Andras watched Polaner’s chest rise and fall, a faint disturbance beneath the sheets. “And what if he were?” he said.

Ben Yakov shook his head. “Do you believe it?”

“It’s not impossible.”

Ben Yakov set his chin on his fist and stared at the railing of the bed. He had ceased for the moment to resemble Pierre Fresnay. His eyes were hooded and damp, his mouth drawn into a crumpled line. “There was one time,” he said, slowly. “One day when we were going to meet you and Rosen at the café, he said something about Lemarque. He said he thought Lemarque wasn’t really an anti-Semite—that he hated himself, not Jews. That he had to put on a show so people wouldn’t see him for what he was.”

“What did you say?”

“I said Lemarque could go stuff himself.”

“That’s what I would have said.”

“No,” Ben Yakov said. “You would have listened. You’d have had something intelligent to say in return.
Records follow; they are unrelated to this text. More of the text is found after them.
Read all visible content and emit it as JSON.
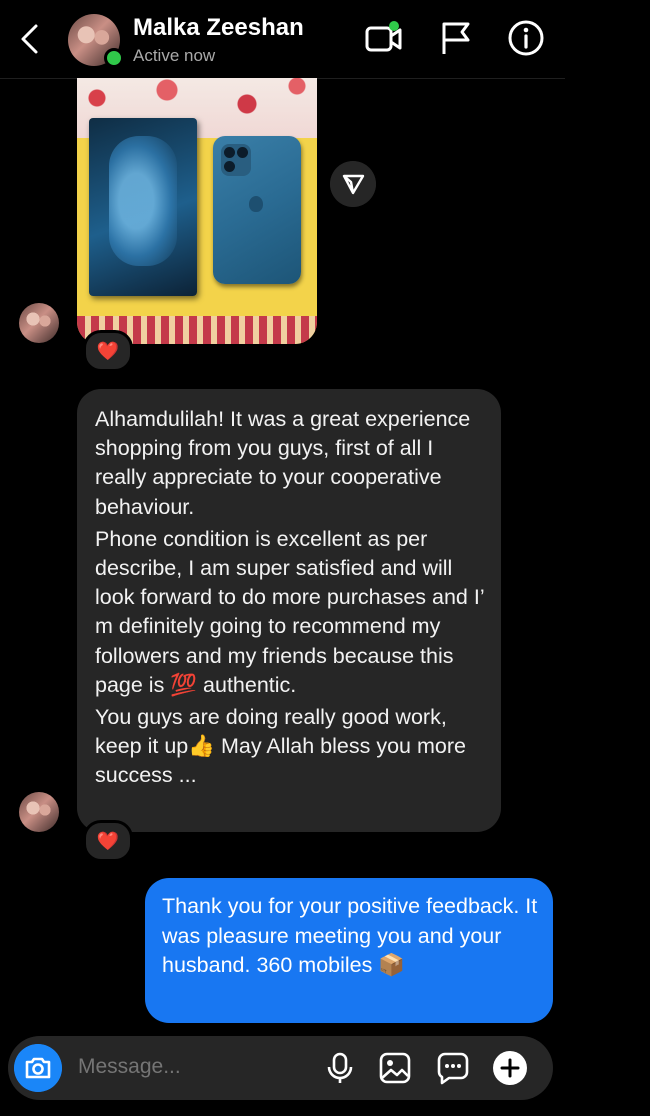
{
  "header": {
    "name": "Malka Zeeshan",
    "status": "Active now"
  },
  "icons": {
    "back": "back-chevron-icon",
    "video": "video-call-icon",
    "flag": "flag-icon",
    "info": "info-icon",
    "share": "share-icon",
    "camera": "camera-icon",
    "mic": "microphone-icon",
    "gallery": "gallery-icon",
    "sticker": "sticker-icon",
    "plus": "plus-icon"
  },
  "messages": {
    "photo_reaction": "❤️",
    "incoming_paragraphs": [
      "Alhamdulilah! It was a great experience shopping from you guys, first of all I really appreciate to your cooperative behaviour.",
      "Phone condition is excellent as per describe, I am super satisfied and will look forward to do more purchases and I’ m definitely going to recommend my followers and my friends because this page is 💯 authentic.",
      "You guys are doing really good work, keep it up👍 May Allah bless you more success ..."
    ],
    "incoming_reaction": "❤️",
    "outgoing_text": "Thank you for your positive feedback. It was pleasure meeting you and your husband. 360 mobiles 📦"
  },
  "composer": {
    "placeholder": "Message..."
  },
  "colors": {
    "background": "#000000",
    "incoming_bubble": "#262626",
    "outgoing_bubble": "#1877f2",
    "online": "#30c94a",
    "camera_button": "#1a86f8"
  }
}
You would have asked what made him think so.”

“He’s a private person,” Andras said. “He might not have said more if you’d asked.”
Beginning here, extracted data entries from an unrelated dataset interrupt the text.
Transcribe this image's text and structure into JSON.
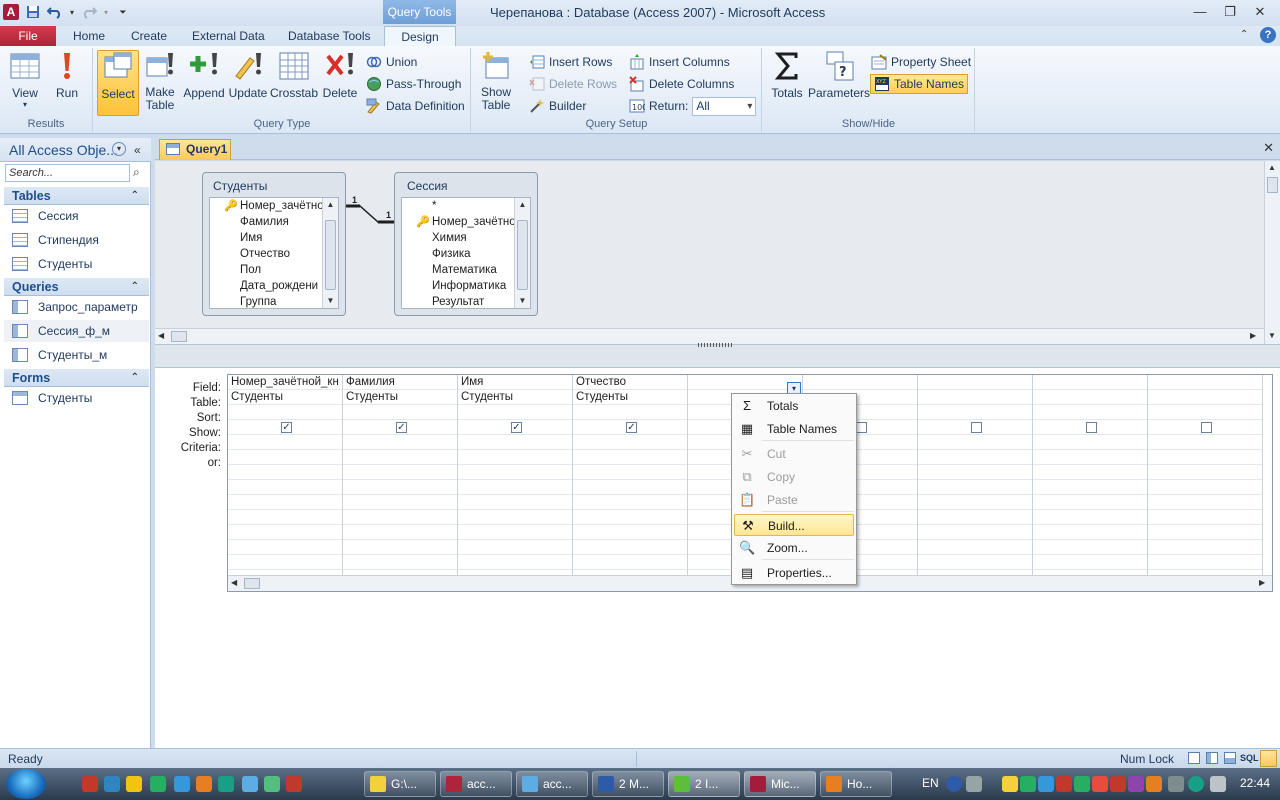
{
  "window": {
    "title": "Черепанова : Database (Access 2007)  -  Microsoft Access",
    "contextual_tab": "Query Tools",
    "controls": [
      "—",
      "❐",
      "✕"
    ]
  },
  "qat": {
    "app_letter": "A"
  },
  "tabs": {
    "file": "File",
    "home": "Home",
    "create": "Create",
    "external": "External Data",
    "dbtools": "Database Tools",
    "design": "Design"
  },
  "ribbon": {
    "results": {
      "label": "Results",
      "view": "View",
      "run": "Run"
    },
    "query_type": {
      "label": "Query Type",
      "select": "Select",
      "make_table_1": "Make",
      "make_table_2": "Table",
      "append": "Append",
      "update": "Update",
      "crosstab": "Crosstab",
      "delete": "Delete",
      "union": "Union",
      "pass_through": "Pass-Through",
      "data_definition": "Data Definition"
    },
    "query_setup": {
      "label": "Query Setup",
      "show_table_1": "Show",
      "show_table_2": "Table",
      "insert_rows": "Insert Rows",
      "delete_rows": "Delete Rows",
      "builder": "Builder",
      "insert_columns": "Insert Columns",
      "delete_columns": "Delete Columns",
      "return_label": "Return:",
      "return_value": "All"
    },
    "show_hide": {
      "label": "Show/Hide",
      "totals": "Totals",
      "parameters": "Parameters",
      "property_sheet": "Property Sheet",
      "table_names": "Table Names"
    }
  },
  "nav": {
    "header": "All Access Obje...",
    "search_placeholder": "Search...",
    "sections": [
      {
        "title": "Tables",
        "items": [
          "Сессия",
          "Стипендия",
          "Студенты"
        ]
      },
      {
        "title": "Queries",
        "items": [
          "Запрос_параметр",
          "Сессия_ф_м",
          "Студенты_м"
        ]
      },
      {
        "title": "Forms",
        "items": [
          "Студенты"
        ]
      }
    ]
  },
  "document": {
    "tab": "Query1"
  },
  "tables": [
    {
      "title": "Студенты",
      "fields": [
        "Номер_зачётно",
        "Фамилия",
        "Имя",
        "Отчество",
        "Пол",
        "Дата_рождени",
        "Группа"
      ],
      "key_index": 0
    },
    {
      "title": "Сессия",
      "fields": [
        "*",
        "Номер_зачётно",
        "Химия",
        "Физика",
        "Математика",
        "Информатика",
        "Результат"
      ],
      "key_index": 1
    }
  ],
  "relationship": {
    "left_label": "1",
    "right_label": "1"
  },
  "grid": {
    "row_labels": [
      "Field:",
      "Table:",
      "Sort:",
      "Show:",
      "Criteria:",
      "or:"
    ],
    "columns": [
      {
        "field": "Номер_зачётной_кн",
        "table": "Студенты",
        "show": true
      },
      {
        "field": "Фамилия",
        "table": "Студенты",
        "show": true
      },
      {
        "field": "Имя",
        "table": "Студенты",
        "show": true
      },
      {
        "field": "Отчество",
        "table": "Студенты",
        "show": true
      },
      {
        "field": "",
        "table": "",
        "show": false
      },
      {
        "field": "",
        "table": "",
        "show": false
      },
      {
        "field": "",
        "table": "",
        "show": false
      },
      {
        "field": "",
        "table": "",
        "show": false
      },
      {
        "field": "",
        "table": "",
        "show": false
      }
    ]
  },
  "context_menu": {
    "items": [
      {
        "label": "Totals",
        "icon": "sigma-icon",
        "glyph": "Σ",
        "disabled": false
      },
      {
        "label": "Table Names",
        "icon": "table-names-icon",
        "glyph": "▦",
        "disabled": false
      },
      {
        "label": "Cut",
        "icon": "scissors-icon",
        "glyph": "✂",
        "disabled": true
      },
      {
        "label": "Copy",
        "icon": "copy-icon",
        "glyph": "⧉",
        "disabled": true
      },
      {
        "label": "Paste",
        "icon": "paste-icon",
        "glyph": "📋",
        "disabled": true
      },
      {
        "label": "Build...",
        "icon": "build-wand-icon",
        "glyph": "⚒",
        "disabled": false,
        "highlight": true
      },
      {
        "label": "Zoom...",
        "icon": "magnifier-icon",
        "glyph": "🔍",
        "disabled": false
      },
      {
        "label": "Properties...",
        "icon": "properties-icon",
        "glyph": "▤",
        "disabled": false
      }
    ]
  },
  "status": {
    "left": "Ready",
    "num_lock": "Num Lock"
  },
  "taskbar": {
    "tasks": [
      "G:\\...",
      "acc...",
      "acc...",
      "2 M...",
      "2 I...",
      "Mic...",
      "Ho..."
    ],
    "lang": "EN",
    "clock": "22:44"
  },
  "colors": {
    "accent_file": "#b0243a",
    "highlight": "#ffd053",
    "frame": "#cfdcec"
  }
}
“But I knew something was wrong. You must have noticed it too. You were working on that project with him. Anyone could tell he hadn’t been sleeping, and he was so quiet when Lemarque was around—quieter than usual.”
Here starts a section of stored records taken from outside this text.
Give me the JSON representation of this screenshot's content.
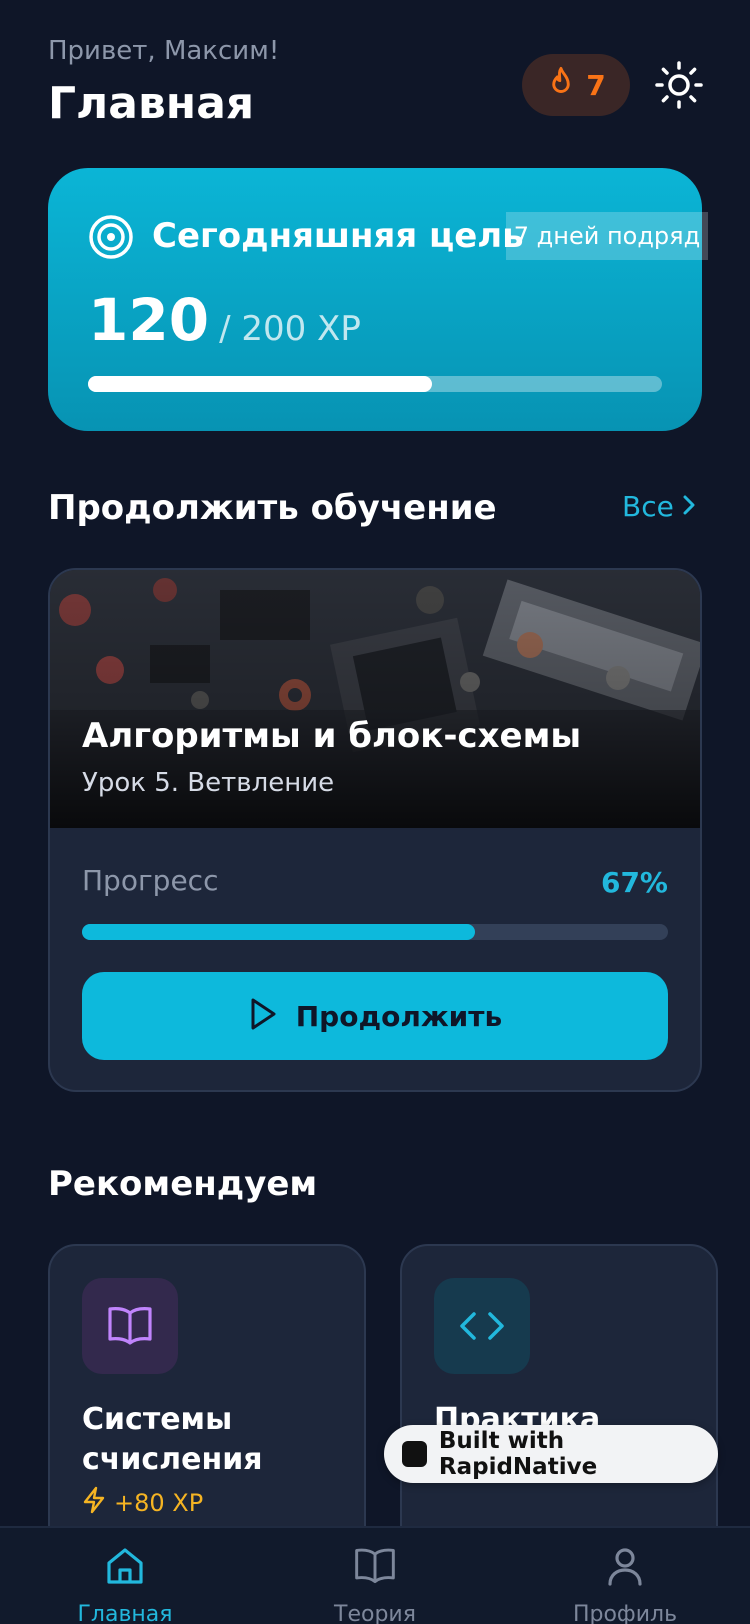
{
  "header": {
    "greeting": "Привет, Максим!",
    "title": "Главная",
    "streak_count": "7"
  },
  "goal": {
    "title": "Сегодняшняя цель",
    "badge": "7 дней подряд",
    "xp_current": "120",
    "xp_total": "/ 200 XP",
    "progress": 0.6
  },
  "continue_section": {
    "title": "Продолжить обучение",
    "all_link": "Все",
    "course": {
      "name": "Алгоритмы и блок-схемы",
      "lesson": "Урок 5. Ветвление",
      "progress_label": "Прогресс",
      "progress_pct": "67%",
      "progress": 0.67,
      "button": "Продолжить"
    }
  },
  "recommend": {
    "title": "Рекомендуем",
    "cards": [
      {
        "title": "Системы счисления",
        "xp": "+80 XP",
        "icon": "book-icon",
        "accent": "#c084fc"
      },
      {
        "title": "Практика Python",
        "icon": "code-icon",
        "accent": "#22b8dd"
      }
    ]
  },
  "badge": {
    "label": "Built with RapidNative"
  },
  "tabs": [
    {
      "label": "Главная",
      "icon": "home-icon",
      "active": true
    },
    {
      "label": "Теория",
      "icon": "book-icon",
      "active": false
    },
    {
      "label": "Профиль",
      "icon": "user-icon",
      "active": false
    }
  ],
  "colors": {
    "accent": "#0db9dc",
    "background": "#0f1628",
    "card": "#1d263a",
    "streak": "#f97316",
    "xp": "#f5b423"
  }
}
Andras didn’t know what to say. He’d been consumed with thoughts of Klara, with his anticipation of Tibor’s visit, with his own work. He was aware of Polaner as a constant presence in his life, knew him to be guarded and circumspect, even knew him to brood at times; but he hadn’t considered that Polaner might possess private woes as monumental as his own. If the affair with Klara had been difficult, how much harder might it have been for Polaner to nurse a secret attraction to Lemarque? He had spent little time imagining what it might be like to be a man who favored men. There were plenty of girlish men and boyish women in Paris, of course, and everyone knew the famous clubs and balls where they went to meet: Magic-City, the Monocle, the Bal de la Montagne-Sainte-Geneviève; but that world seemed remote from Andras’s life. What hint of it had there been in his own experience? Things had gone on at gimnázium—boys cultivated friendships that seemed romantic in their intrigues and betrayals; and then there were those times when he and his classmates would stand in a row, their shorts around their ankles, bringing themselves off together in the semidark. There was one boy at school whom everyone said loved boys—Willi Mandl, a lanky blond boy who played piano, wore white embroidered socks, and had been glimpsed one afternoon in a secondhand store dreamily fondling a blue silk reticule. But that was all part of the fog of childhood, nothing that seemed to bear upon his current life.

Now Polaner opened his eyes and looked at Andras. Andras touched Ben Yakov’s sleeve. “Polaner,” Andras said. “Can you hear me?”

“Are they here?” Polaner said, almost unintelligibly.

“We’re here,” Andras said. “Go to sleep. We’re not going to leave you.”